The local basal area of the plot also presented a significant effect on the release of all elements analyzed with the exception of Fe and Mn. The release of all these nutrients (C, N, Ca, K, Mg, P, S, Zn, and Cu) was significantly lower in those plots with higher local basal area. For those elements which present immobilization processes instead of release, this result means that for plots with lower local basal area, immobilization is lower than in plots with higher local basal area. The observed trend may be related to the higher decomposition rate observed in plots with lower local basal area as higher rainfall reaching the soil implies higher soil humidity and higher microbial activity together with higher leaching. Besides, lower local basal area implies higher solar radiation reaching the soil which is a decisive factor of litter decomposition in arid zones (Pan et al. 2015). Kim (2016) found no difference in C, N, and P stocks remaining in decomposing needle litter in relation to basal area while the remaining K, Ca, and Mg were positively correlated with basal area during the first 3 months of decomposition: fact that they attributed to increased leaching losses in plots with lower basal areas. Blanco et al. (2011) observed the opposite trend. They found a decrease in litter moisture after thinning and lower decomposition rates together with an increase in N and P immobilization and a decrease in Ca immobilization. He et al. (2016) also observed higher immobilization of Cu and Zn in areas located under closed canopies (higher local basal area) compared to areas in forest gaps (lower local basal area) for several species in an Alpine forest in China. The differing trends found in these studies may be related to different microclimatic effects of the decrease in local basal area, with higher solar radiation reaching the soil and lower topsoil humidity instead of lower rainfall interception and higher topsoil humidity.

5 Conclusion

Nutrient concentration in needle litter presents a clear seasonal pattern showing that winter litterfall implies important nutrient losses for trees as needles shed in this season are not senescent and have not retranslocated the mobile nutrients they contain.

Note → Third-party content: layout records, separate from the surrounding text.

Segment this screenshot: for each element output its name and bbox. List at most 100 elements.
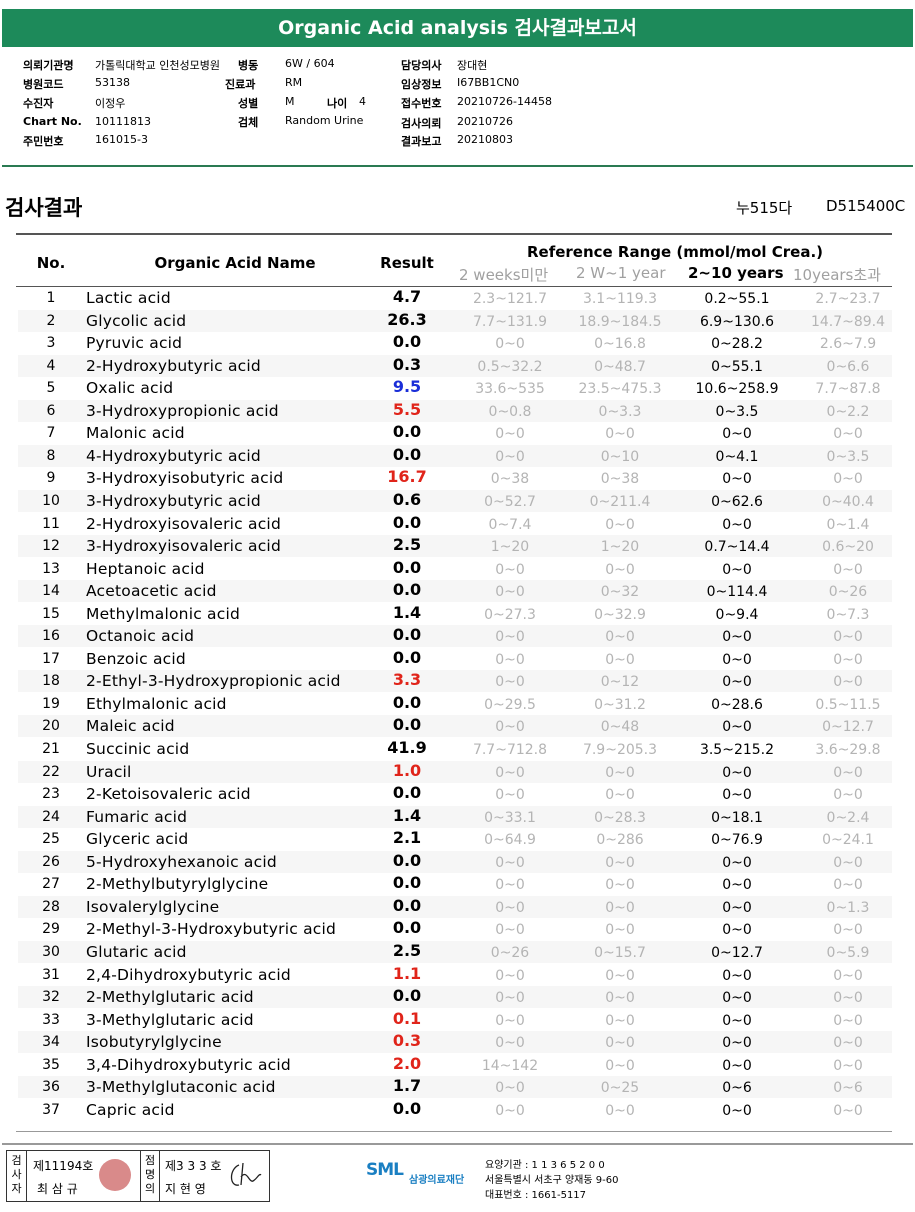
ref-10years: 0~0 [833,990,863,1007]
acid-name: 2-Ethyl-3-Hydroxypropionic acid [86,672,341,691]
result-value: 1.4 [392,805,422,825]
ref-2w-1year: 18.9~184.5 [578,313,662,330]
phone: 대표번호 : 1661-5117 [485,1190,587,1201]
ref-10years: 0~6 [833,1080,863,1097]
result-value: 0.0 [392,873,422,893]
ref-2-10years: 0~0 [722,990,752,1007]
signature-icon [230,1162,262,1186]
result-value: 1.1 [392,963,422,983]
ref-2weeks: 0~7.4 [488,516,532,533]
ref-2-10years: 0~55.1 [711,358,763,375]
signature-box: 검사자 제11194호 최 삼 규 점명의 제3 3 3 호 지 현 영 [6,1150,270,1202]
ref-2w-1year: 0~32 [600,584,640,601]
result-value: 1.0 [392,760,422,780]
result-value: 0.0 [392,422,422,442]
report-date-value: 20210803 [457,133,513,146]
clinical-label: 임상정보 [401,78,442,91]
table-row: 5 Oxalic acid 9.5 33.6~535 23.5~475.3 10.6~25… [18,377,892,399]
acid-name: 2-Ketoisovaleric acid [86,785,251,804]
ref-2w-1year: 0~0 [605,651,635,668]
ref-2weeks: 0~0 [495,1102,525,1119]
ref-2weeks: 0~0.8 [488,403,532,420]
recipient-label: 수진자 [23,97,54,110]
acid-name: Isovalerylglycine [86,897,220,916]
report-date-label: 결과보고 [401,135,442,148]
table-row: 29 2-Methyl-3-Hydroxybutyric acid 0.0 0~0 0~… [18,918,892,940]
ref-2weeks: 0~26 [490,944,530,961]
table-row: 16 Octanoic acid 0.0 0~0 0~0 0~0 0~0 [18,625,892,648]
ref-2weeks: 7.7~131.9 [472,313,548,330]
ref-10years: 0~1.4 [826,516,870,533]
ref-10years: 0.6~20 [822,539,874,556]
row-number: 15 [42,605,60,622]
result-value: 0.6 [392,489,422,509]
ref-2-10years: 0~28.6 [711,696,763,713]
result-value: 41.9 [387,738,427,757]
table-row: 33 3-Methylglutaric acid 0.1 0~0 0~0 0~0 0~0 [18,1009,892,1031]
dept-value: RM [285,76,303,89]
table-row: 4 2-Hydroxybutyric acid 0.3 0.5~32.2 0~48.7 0… [18,354,892,377]
ref-2-10years: 0~0 [722,426,752,443]
ref-2w-1year: 0~0 [605,877,635,894]
result-value: 0.0 [392,625,422,645]
ref-2-10years: 0~0 [722,471,752,488]
ref-10years: 0~6.6 [826,358,870,375]
table-row: 24 Fumaric acid 1.4 0~33.1 0~28.3 0~18.1 0~2.4 [18,805,892,828]
ref-10years: 0~0 [833,1012,863,1029]
ref-2w-1year: 0~0 [605,1057,635,1074]
acid-name: Capric acid [86,1100,175,1119]
row-number: 12 [42,538,60,555]
table-header-rule [16,286,892,287]
ref-2w-1year: 0~0 [605,990,635,1007]
row-number: 33 [42,1011,60,1028]
ref-2-10years: 0.7~14.4 [704,539,770,556]
ref-2-10years: 0~6 [722,1080,752,1097]
ref-2weeks: 0~0 [495,448,525,465]
ref-2w-1year: 0~16.8 [594,336,646,353]
supervisor-label: 점명의 [140,1151,160,1201]
acid-name: 5-Hydroxyhexanoic acid [86,852,277,871]
table-row: 2 Glycolic acid 26.3 7.7~131.9 18.9~184.5 6.9… [18,309,892,332]
ref-10years: 0~0 [833,1035,863,1052]
request-value: 20210726 [457,115,513,128]
result-value: 0.0 [392,512,422,532]
result-value: 0.0 [392,895,422,915]
row-number: 35 [42,1056,60,1073]
ref-10years: 0~0 [833,854,863,871]
table-row: 32 2-Methylglutaric acid 0.0 0~0 0~0 0~0 0~0 [18,986,892,1009]
table-top-rule [16,233,892,235]
ref-2weeks: 0~27.3 [484,606,536,623]
result-value: 3.3 [392,670,422,690]
ref-2w-1year: 0~0 [605,922,635,939]
row-number: 1 [46,290,56,306]
ref-2w-1year: 0~0 [605,561,635,578]
acid-name: Octanoic acid [86,627,195,646]
ref-10years: 0~24.1 [822,832,874,849]
acid-name: Glyceric acid [86,830,189,849]
ref-10years: 0~0 [833,967,863,984]
result-value: 1.4 [392,602,422,622]
specimen-value: Random Urine [285,114,364,127]
ref-2w-1year: 0~0 [605,1102,635,1119]
ref-2weeks: 0~52.7 [484,493,536,510]
ref-2weeks: 0~0 [495,336,525,353]
ref-2-10years: 10.6~258.9 [695,381,779,398]
table-row: 37 Capric acid 0.0 0~0 0~0 0~0 0~0 [18,1099,892,1121]
ref-2w-1year: 0~0 [605,967,635,984]
table-row: 21 Succinic acid 41.9 7.7~712.8 7.9~205.3 3.5… [18,738,892,760]
acid-name: 4-Hydroxybutyric acid [86,446,261,465]
ref-2w-1year: 0~0 [605,516,635,533]
row-number: 31 [42,966,60,983]
ref-2-10years: 3.5~215.2 [699,742,775,758]
ref-10years: 2.7~23.7 [815,291,881,307]
ref-2weeks: 7.7~712.8 [472,742,548,758]
result-value: 0.0 [392,557,422,577]
acid-name: Acetoacetic acid [86,582,217,601]
id-label: 주민번호 [23,135,64,148]
ref-10years: 0~1.3 [826,899,870,916]
table-row: 19 Ethylmalonic acid 0.0 0~29.5 0~31.2 0~28.6… [18,693,892,715]
ward-value: 6W / 604 [285,57,335,70]
ref-2-10years: 0~0 [722,1102,752,1119]
row-number: 23 [42,786,60,803]
sex-value: M [285,95,295,108]
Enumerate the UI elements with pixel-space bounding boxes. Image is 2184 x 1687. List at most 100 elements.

Local basal area significantly affects nutrient concentration in needle litterfall, as well as soil microclimate and therefore, nutrient release during needle litter decomposition and then, sylvicultural practices involving density management of stands have an impact on nutrient cycling in Pinus halepensis Mediterranean forests of central Spain. Density reduction in those plots with higher local basal areas would result in higher water availability for trees as higher rainfall would reach the soil. It would also result in higher nutrient release (or lower nutrient immobilization) from decomposing needle litter, and therefore, in higher nutrient availability.

Nutrient release dynamics from decomposing needle litter differs among elements depending on the specific nutrient availability for decomposers. Thus, nutrients appearing in limiting amounts for microorganisms such as N present a first phase of immobilization, while nutrients appearing in non-limiting amounts such as C, K, Mg, and Mn are released from the beginning of decomposition.